When members take political risk for kids, when they hold the line against cuts, when they push for bigger investments, or when they lead on issues that don’t come with a powerful lobby, they need to know someone noticed. In the backrooms and bars in D.C., kids can’t be present to push for their needs, concerns, and best interests, so we must be their voices.
What Congress Needs to Hear Going Forward
If there’s a throughline in the Scorecard’s gender patterns, caucus patterns, and regional maps, it’s this: children do better when leaders treat them as a priority on purpose.
So let’s make “showing up for kids” contagious:
Celebrate the Champions and Defenders.
Encourage more men to follow the example of the Dads Caucus members who are stepping up.
Build expectations in every region that children deserve champions – everywhere, not just in a handful of states.
For example, Texas ranks a pathetic 44th in child well-being, but only 3 of its 39 members (just 7.7%) are Champions/Defenders. Thanks to Reps. Joaquin Castro (also a leader in the Dads Caucus), Lloyd Doggett, and Veronica Escobar, but 7 of their fellow delegation members rank in the bottom 10% of the entire House (including the lowest-scoring House member, Rep. Randy Weber).

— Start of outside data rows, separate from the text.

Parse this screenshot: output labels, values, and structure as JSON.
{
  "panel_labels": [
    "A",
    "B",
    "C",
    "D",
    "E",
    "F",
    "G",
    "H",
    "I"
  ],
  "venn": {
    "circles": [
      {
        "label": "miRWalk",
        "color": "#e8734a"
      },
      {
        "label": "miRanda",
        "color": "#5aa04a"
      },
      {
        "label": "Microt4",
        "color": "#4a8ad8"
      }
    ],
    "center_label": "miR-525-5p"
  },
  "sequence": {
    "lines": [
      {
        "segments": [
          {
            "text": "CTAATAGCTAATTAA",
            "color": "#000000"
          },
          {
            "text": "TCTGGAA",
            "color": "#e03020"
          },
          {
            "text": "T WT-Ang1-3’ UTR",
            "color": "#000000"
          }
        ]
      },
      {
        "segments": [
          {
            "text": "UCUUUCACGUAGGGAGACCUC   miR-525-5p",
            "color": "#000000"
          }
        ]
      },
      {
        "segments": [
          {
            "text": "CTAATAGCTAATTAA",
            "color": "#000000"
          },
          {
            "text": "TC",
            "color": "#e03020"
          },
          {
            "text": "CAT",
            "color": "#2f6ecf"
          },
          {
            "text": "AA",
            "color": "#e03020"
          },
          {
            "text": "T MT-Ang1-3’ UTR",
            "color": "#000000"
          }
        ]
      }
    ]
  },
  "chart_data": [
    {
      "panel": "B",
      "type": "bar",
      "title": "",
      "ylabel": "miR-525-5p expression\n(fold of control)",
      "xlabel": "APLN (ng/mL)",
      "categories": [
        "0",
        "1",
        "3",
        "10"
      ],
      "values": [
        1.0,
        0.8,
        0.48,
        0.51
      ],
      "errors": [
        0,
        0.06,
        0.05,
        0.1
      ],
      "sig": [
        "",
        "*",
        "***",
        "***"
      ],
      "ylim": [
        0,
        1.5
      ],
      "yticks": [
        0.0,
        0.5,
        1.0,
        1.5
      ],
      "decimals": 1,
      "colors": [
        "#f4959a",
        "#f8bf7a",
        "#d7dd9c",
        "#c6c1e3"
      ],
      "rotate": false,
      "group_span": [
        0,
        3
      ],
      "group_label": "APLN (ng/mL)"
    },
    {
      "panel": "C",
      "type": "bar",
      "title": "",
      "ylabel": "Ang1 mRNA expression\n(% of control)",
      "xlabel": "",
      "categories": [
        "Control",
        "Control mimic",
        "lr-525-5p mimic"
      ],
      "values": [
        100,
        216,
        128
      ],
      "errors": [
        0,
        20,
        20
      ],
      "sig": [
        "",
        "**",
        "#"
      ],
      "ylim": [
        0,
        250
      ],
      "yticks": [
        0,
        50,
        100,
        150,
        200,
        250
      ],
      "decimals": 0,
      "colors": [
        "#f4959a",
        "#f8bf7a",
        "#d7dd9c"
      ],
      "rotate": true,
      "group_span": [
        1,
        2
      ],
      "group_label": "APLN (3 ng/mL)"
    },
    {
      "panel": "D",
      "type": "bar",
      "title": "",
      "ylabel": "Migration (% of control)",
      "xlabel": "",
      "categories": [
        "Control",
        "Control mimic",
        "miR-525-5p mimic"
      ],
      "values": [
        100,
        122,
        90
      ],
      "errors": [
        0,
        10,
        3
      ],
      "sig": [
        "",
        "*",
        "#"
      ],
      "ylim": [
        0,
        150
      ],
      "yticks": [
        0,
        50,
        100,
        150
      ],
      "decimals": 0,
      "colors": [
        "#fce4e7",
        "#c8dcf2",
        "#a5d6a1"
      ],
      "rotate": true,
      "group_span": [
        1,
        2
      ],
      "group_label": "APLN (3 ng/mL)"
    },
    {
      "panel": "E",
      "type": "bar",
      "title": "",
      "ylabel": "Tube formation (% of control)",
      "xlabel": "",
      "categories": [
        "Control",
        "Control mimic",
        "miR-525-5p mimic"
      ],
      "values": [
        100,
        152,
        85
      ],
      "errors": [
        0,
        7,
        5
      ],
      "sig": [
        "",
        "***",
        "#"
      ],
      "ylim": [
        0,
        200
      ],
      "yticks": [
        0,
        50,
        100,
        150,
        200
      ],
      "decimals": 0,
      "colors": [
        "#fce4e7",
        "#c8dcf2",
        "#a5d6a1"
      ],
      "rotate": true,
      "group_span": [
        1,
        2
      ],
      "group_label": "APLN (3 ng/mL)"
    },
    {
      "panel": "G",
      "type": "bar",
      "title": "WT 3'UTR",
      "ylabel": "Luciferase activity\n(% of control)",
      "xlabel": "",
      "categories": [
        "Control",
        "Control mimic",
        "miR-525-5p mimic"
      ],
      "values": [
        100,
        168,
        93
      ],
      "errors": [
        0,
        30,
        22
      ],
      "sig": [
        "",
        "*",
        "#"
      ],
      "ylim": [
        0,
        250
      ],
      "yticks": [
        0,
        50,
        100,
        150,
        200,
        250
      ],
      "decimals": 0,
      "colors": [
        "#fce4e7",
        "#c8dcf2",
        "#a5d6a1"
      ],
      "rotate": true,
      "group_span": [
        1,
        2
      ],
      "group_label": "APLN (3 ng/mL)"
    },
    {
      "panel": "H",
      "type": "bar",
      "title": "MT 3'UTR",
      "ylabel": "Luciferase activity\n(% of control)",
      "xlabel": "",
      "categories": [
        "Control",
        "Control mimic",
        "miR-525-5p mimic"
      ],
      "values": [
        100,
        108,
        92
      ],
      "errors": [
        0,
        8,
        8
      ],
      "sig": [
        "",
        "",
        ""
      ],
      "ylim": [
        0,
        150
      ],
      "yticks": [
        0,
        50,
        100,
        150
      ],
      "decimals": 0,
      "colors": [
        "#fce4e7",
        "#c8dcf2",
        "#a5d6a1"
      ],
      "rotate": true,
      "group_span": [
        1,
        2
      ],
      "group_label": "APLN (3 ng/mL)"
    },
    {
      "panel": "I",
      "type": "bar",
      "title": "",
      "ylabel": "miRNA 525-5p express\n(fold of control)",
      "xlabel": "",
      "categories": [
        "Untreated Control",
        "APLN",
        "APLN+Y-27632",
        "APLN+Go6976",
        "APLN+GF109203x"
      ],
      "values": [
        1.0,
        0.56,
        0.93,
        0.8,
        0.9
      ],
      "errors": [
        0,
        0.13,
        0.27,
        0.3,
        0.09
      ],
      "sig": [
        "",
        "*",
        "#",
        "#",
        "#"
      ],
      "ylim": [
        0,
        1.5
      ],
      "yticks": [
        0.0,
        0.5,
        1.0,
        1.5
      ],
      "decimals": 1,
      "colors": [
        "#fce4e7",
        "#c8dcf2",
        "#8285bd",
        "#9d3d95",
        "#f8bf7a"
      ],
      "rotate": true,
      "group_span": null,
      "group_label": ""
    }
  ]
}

Overall, Texas needs to do better by its children.
In contrast, Pennsylvania ranks 20th in the nation in child well-being, and 6 of its 19 members (31.6%) are Champions/Defenders in the report. The members to whom we are grateful include bipartisan Reps. Brendan Boyle, Dwight Evans, Brian Fitzpatrick (the highest scoring Republican for several years running), Mary Gay Scanlon, Madeleine Dean, and Summer Lee. Just 1 Pennsylvania member scored in the bottom 10% of Congress.
In sharp contrast, Minnesota ranks 5th in the nation in child well-being, and half of its delegation (5 out of 10) are identified as Champions/Defenders. Again, thanks to Sens. Amy Klobuchar and Tina Smith and Reps. Angie Craig, Betty McCollum, and Ilhan Omar. In contrast, none of Minnesota’s members rank in the bottom 10%.
Children desperately need more Champions/Defenders like those identified in the FFCC Legislative Scorecard. We publish this because kids can’t vote, kids don’t have a PAC, and kids can’t hire lobbyists.
But kids do have us, and we should let them know we are watching and keeping tabs on “Who’s for Kids, and Who’s Just Kidding.”












Thank you so much for the work you are doing!